Ventes en chute libre
Comme l’indique le CNP, la vente des journaux, entre 2014 et 2015, a chuté de près de 10%, alors qu’une étude publiée en 2015 et portant sur la période de 2005 à 2015, faisait état d’une chute globale de vente des journaux quotidiens de plus de 60% en dix ans. Cette mauvaise passe s’expliquerait par l’avènement des nouveaux médias propulsés par Internet, avec une floraison de sites d’information. Sans perdre de vue la téléphonie mobile utilisée de plus en plus comme support d’information. À cela il faut ajouter l’augmentation du prix des journaux, passés de 200 à 300 francs CFA pour les quotidiens, et de 300 à 500 francs CFA pour les périodiques, et cela après une décision du Groupement des éditeurs de presse de Côte d’Ivoire (GEPCI) en avril 2014.

Assouplissement
Le projet de loi entend faciliter la création d’entreprises de presse, dans un contexte où la quasi-totalité des titres nés après la crise post-électorale ont mis la clef sous le paillasson pour des raisons économiques.

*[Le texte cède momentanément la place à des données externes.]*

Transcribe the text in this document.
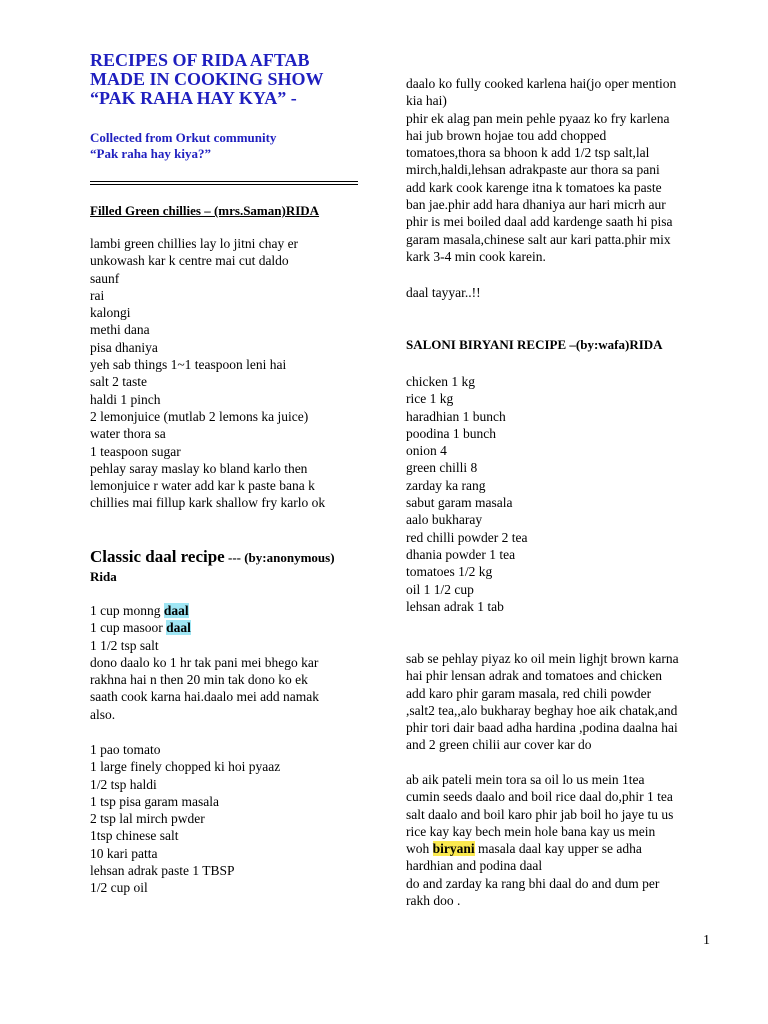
RECIPES OF RIDA AFTAB
MADE IN COOKING SHOW
“PAK RAHA HAY KYA” -
Collected from Orkut community
“Pak raha hay kiya?”
Filled Green chillies – (mrs.Saman)RIDA
lambi green chillies lay lo jitni chay er
unkowash kar k centre mai cut daldo
saunf
rai
kalongi
methi dana
pisa dhaniya
yeh sab things 1~1 teaspoon leni hai
salt 2 taste
haldi 1 pinch
2 lemonjuice (mutlab 2 lemons ka juice)
water thora sa
1 teaspoon sugar
pehlay saray maslay ko bland karlo then
lemonjuice r water add kar k paste bana k
chillies mai fillup kark shallow fry karlo ok
Classic daal recipe --- (by:anonymous)
Rida
1 cup monng daal
1 cup masoor daal
1 1/2 tsp salt
dono daalo ko 1 hr tak pani mei bhego kar
rakhna hai n then 20 min tak dono ko ek
saath cook karna hai.daalo mei add namak
also.
1 pao tomato
1 large finely chopped ki hoi pyaaz
1/2 tsp haldi
1 tsp pisa garam masala
2 tsp lal mirch pwder
1tsp chinese salt
10 kari patta
lehsan adrak paste 1 TBSP
1/2 cup oil
daalo ko fully cooked karlena hai(jo oper mention
kia hai)
phir ek alag pan mein pehle pyaaz ko fry karlena
hai jub brown hojae tou add chopped
tomatoes,thora sa bhoon k add 1/2 tsp salt,lal
mirch,haldi,lehsan adrakpaste aur thora sa pani
add kark cook karenge itna k tomatoes ka paste
ban jae.phir add hara dhaniya aur hari micrh aur
phir is mei boiled daal add kardenge saath hi pisa
garam masala,chinese salt aur kari patta.phir mix
kark 3-4 min cook karein.
daal tayyar..!!
SALONI BIRYANI RECIPE –(by:wafa)RIDA
chicken 1 kg
rice 1 kg
haradhian 1 bunch
poodina 1 bunch
onion 4
green chilli 8
zarday ka rang
sabut garam masala
aalo bukharay
red chilli powder 2 tea
dhania powder 1 tea
tomatoes 1/2 kg
oil 1 1/2 cup
lehsan adrak 1 tab
sab se pehlay piyaz ko oil mein lighjt brown karna
hai phir lensan adrak and tomatoes and chicken
add karo phir garam masala, red chili powder
,salt2 tea,,alo bukharay beghay hoe aik chatak,and
phir tori dair baad adha hardina ,podina daalna hai
and 2 green chilii aur cover kar do
ab aik pateli mein tora sa oil lo us mein 1tea
cumin seeds daalo and boil rice daal do,phir 1 tea
salt daalo and boil karo phir jab boil ho jaye tu us
rice kay kay bech mein hole bana kay us mein
woh biryani masala daal kay upper se adha
hardhian and podina daal
do and zarday ka rang bhi daal do and dum per
rakh doo .
1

Certains pour avoir connu des méventes, et d’autres contraints par le CNP pour non-respect de la convention collective des journalistes professionnels et professionnels de la communication. Et ce malgré une enve- loppe budgétaire de 800 millions de francs CFA mise à la disposition des organes de presse par l’État, au titre de l’année 2016, afin de les aider dans l’impression des journaux. Mais, pour Guillaume Gbato, secrétaire général du Syndicat national de la presse privée de Côte d’Ivoire (SYNAPPCI), il faut restructurer l’aide budgétaire de l’État, afin d’extirper de la profession tous « les patrons et tous les organes de presse qui rusent avec la loi. Car, on ne peut revendiquer une aide de l’État et fouler au pied les lois du même État », soutient-il. Pour ce dernier, cette restructuration devra permettre de mettre de l’ordre dans le secteur et accroître la part budgétaire « des entreprises sérieuses ».
Fin de l’informel
La presse en ligne pourra enfin connaître un début d’organisation. Le nouveau projet de loi, s’il est adopté par les députés, devra donner un cadre juridique pour la création d’entreprises de nouveaux médias. Pour l’heure, celles-ci échappent à toute juridiction ivoirienne. « N’importe qui, parce qu’il a un accès à Internet, crée un site d’information, est seul à l’animer et prétend être patron de presse », avait ironisé Moussa Zio en décembre dernier, lors d’un séminaire de formation des acteurs de la presse en ligne. Le nouveau cadre juridique devra également établir une diffé- rence juridique entre les blogs et les sites Internet.